Un discorso a parte va fatto per gli Elettrodomestici che, pur presentando un fatturato in crescita sostenuta nei primi undici mesi dello scorso anno (+5.9%), scontano criticità legate alla base produttiva nazionale. Per contro, l’evoluzione negativa del fatturato della Farmaceutica non rispecchia il buon dinamismo del settore, soprattutto sui mercati internazionali, dove l’export continua a crescere a due cifre.
Il settore degli Autoveicoli e moto si è confermato, invece, quello più in difficoltà (-7.5% il fatturato a valori correnti, sempre nel gennaio-novembre 2019). Alla complessità del quadro europeo e internazionale che caratterizza l’attività settoriale, si accompagna la debolezza del mercato nazionale, con andamento incerto della domanda dei privati e dei canali società e noleggio.
Il rallentamento degli attivanti, a partire da automotive e Meccanica, ha frenato anche la crescita dei settori connessi lungo le catene del valore, quali i produttori di intermedi (Prodotti in metallo e Metallurgia, Intermedi chimici, Altri intermedi), l’Elettronica e l’Elettrotecnica, dove solo la crescente attenzione alla ricerca di efficienza energetica e alla transizione verso le fonti rinnovabili è riuscita a scongiurare un calo più marcato dei livelli di attività.
Le attese per il 2020 sono orientate verso un recupero moderato del fatturato manifatturiero. L’indice di fiducia manifatturiero resta al momento in territorio negativo, al pari degli ordinativi, con poche eccezioni concentrate nei settori produttori dei beni di consumo e nella Meccanica, dove si intravedono spunti di miglioramento. Tuttavia, la componente delle attese sulla domanda ha smesso di peggiorare, segnale che gli operatori sono orientati verso un rasserenamento del contesto operativo 2020, perlomeno nella seconda parte dell’anno. Le aspettative sono puntate più che altro sulla domanda interna che, lato consumi, dovrebbe beneficiare del taglio del cuneo fiscale e, lato investimenti, dell’avvio del nuovo pacchetto di incentivi Impresa 4.0 (con un differente assetto rispetto al recente passato, ovvero via credito d’imposta, secondo un piano di agevolazioni che avvantaggia soprattutto le piccole e medie imprese).
Lo scenario è denso di rischi al ribasso sul fronte estero.

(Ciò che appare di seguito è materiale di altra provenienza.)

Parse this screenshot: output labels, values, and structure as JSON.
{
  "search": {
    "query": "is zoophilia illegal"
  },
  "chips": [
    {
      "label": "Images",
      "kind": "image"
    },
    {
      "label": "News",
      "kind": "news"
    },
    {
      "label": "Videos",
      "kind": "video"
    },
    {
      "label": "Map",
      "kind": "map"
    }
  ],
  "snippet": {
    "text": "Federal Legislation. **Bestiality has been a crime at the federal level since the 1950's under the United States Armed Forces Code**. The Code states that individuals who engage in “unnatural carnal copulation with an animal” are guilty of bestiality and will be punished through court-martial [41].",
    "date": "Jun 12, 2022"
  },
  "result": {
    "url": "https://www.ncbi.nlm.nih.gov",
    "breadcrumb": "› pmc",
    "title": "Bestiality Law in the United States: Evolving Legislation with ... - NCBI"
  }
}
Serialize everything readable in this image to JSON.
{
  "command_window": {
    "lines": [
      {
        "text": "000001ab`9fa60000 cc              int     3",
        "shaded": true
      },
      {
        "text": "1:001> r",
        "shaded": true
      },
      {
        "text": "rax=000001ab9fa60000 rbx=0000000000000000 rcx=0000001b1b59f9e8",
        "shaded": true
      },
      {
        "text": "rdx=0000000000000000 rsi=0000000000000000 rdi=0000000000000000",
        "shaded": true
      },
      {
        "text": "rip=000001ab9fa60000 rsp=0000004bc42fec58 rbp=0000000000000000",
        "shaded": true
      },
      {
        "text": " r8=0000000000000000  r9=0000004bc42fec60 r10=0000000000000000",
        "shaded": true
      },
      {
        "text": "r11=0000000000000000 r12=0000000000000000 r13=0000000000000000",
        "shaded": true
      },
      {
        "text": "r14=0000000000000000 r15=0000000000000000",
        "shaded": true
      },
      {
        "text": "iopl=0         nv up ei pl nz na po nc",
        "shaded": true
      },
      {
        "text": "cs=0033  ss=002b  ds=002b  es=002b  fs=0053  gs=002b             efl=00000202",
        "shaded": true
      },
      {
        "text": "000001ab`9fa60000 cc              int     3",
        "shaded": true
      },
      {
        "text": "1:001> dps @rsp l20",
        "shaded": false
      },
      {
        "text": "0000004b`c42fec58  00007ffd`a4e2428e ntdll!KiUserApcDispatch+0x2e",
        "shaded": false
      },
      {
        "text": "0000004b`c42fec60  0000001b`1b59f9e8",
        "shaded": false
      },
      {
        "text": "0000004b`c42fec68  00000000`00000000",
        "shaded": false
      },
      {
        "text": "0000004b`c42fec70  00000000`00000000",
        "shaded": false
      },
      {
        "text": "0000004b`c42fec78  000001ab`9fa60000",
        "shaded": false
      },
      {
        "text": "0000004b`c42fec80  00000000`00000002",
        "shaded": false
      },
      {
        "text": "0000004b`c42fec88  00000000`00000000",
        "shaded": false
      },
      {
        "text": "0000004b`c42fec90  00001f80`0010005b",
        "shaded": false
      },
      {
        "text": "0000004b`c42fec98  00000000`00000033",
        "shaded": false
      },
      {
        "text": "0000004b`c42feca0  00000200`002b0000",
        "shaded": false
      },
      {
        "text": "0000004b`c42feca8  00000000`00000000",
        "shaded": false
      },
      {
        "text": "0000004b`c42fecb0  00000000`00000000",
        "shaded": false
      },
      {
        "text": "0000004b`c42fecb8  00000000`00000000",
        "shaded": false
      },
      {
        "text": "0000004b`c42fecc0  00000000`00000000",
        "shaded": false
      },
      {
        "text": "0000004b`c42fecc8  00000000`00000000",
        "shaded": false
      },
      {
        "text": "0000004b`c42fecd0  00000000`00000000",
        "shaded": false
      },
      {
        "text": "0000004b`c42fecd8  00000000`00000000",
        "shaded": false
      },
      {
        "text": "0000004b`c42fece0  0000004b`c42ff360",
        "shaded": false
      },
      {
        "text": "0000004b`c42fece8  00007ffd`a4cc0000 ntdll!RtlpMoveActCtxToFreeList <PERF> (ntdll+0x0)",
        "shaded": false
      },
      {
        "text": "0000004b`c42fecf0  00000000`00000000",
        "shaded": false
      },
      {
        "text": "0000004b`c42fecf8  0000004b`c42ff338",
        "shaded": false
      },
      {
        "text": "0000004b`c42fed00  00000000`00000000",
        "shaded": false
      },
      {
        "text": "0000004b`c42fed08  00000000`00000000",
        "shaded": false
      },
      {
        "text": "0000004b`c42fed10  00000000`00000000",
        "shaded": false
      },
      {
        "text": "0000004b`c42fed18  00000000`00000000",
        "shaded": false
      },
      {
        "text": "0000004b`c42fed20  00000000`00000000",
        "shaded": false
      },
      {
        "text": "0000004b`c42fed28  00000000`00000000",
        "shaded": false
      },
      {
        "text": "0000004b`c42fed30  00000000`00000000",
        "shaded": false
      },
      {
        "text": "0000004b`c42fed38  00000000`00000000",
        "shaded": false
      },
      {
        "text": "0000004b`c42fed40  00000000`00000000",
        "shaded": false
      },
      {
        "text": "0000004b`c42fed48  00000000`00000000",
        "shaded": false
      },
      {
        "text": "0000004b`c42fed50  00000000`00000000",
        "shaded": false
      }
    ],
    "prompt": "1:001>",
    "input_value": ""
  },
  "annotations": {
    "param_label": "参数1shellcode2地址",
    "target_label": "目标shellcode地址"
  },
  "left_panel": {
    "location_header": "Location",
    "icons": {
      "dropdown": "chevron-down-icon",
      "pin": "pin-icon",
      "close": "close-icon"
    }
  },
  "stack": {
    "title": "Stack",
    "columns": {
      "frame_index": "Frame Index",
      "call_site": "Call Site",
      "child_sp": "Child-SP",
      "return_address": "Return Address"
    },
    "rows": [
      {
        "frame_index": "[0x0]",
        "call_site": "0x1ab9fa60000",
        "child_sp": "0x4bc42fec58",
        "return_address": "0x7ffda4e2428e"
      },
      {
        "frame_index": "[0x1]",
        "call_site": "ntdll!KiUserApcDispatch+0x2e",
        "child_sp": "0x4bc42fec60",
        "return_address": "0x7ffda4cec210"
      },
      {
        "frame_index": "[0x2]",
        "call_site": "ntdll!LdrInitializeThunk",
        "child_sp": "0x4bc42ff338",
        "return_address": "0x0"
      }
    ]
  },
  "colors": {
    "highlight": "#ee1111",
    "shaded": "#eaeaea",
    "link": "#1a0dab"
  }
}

I nodi principali da sciogliere restano i tempi e la velocità di ripresa del commercio mondiale. La firma della tregua tra Stati Uniti e Cina, nell’ambito della guerra dei dazi, ha generato un temporaneo ottimismo. Tuttavia, le condizioni imposte per siglare ufficialmente la tregua appaiono onerose per l’economia del dragone. Il rischio è che la richiesta dell’amministrazione americana possa essere soddisfatta solo apportando pesanti modifiche alle attuali linee strategiche di import cinese, con ripercussioni pesanti sulla geografia degli scambi mondiali.
Ma soprattutto grava lo scoppio dell’epidemia del CVID, che produrrà pesanti effetti già nel breve termine così come nel medio termine.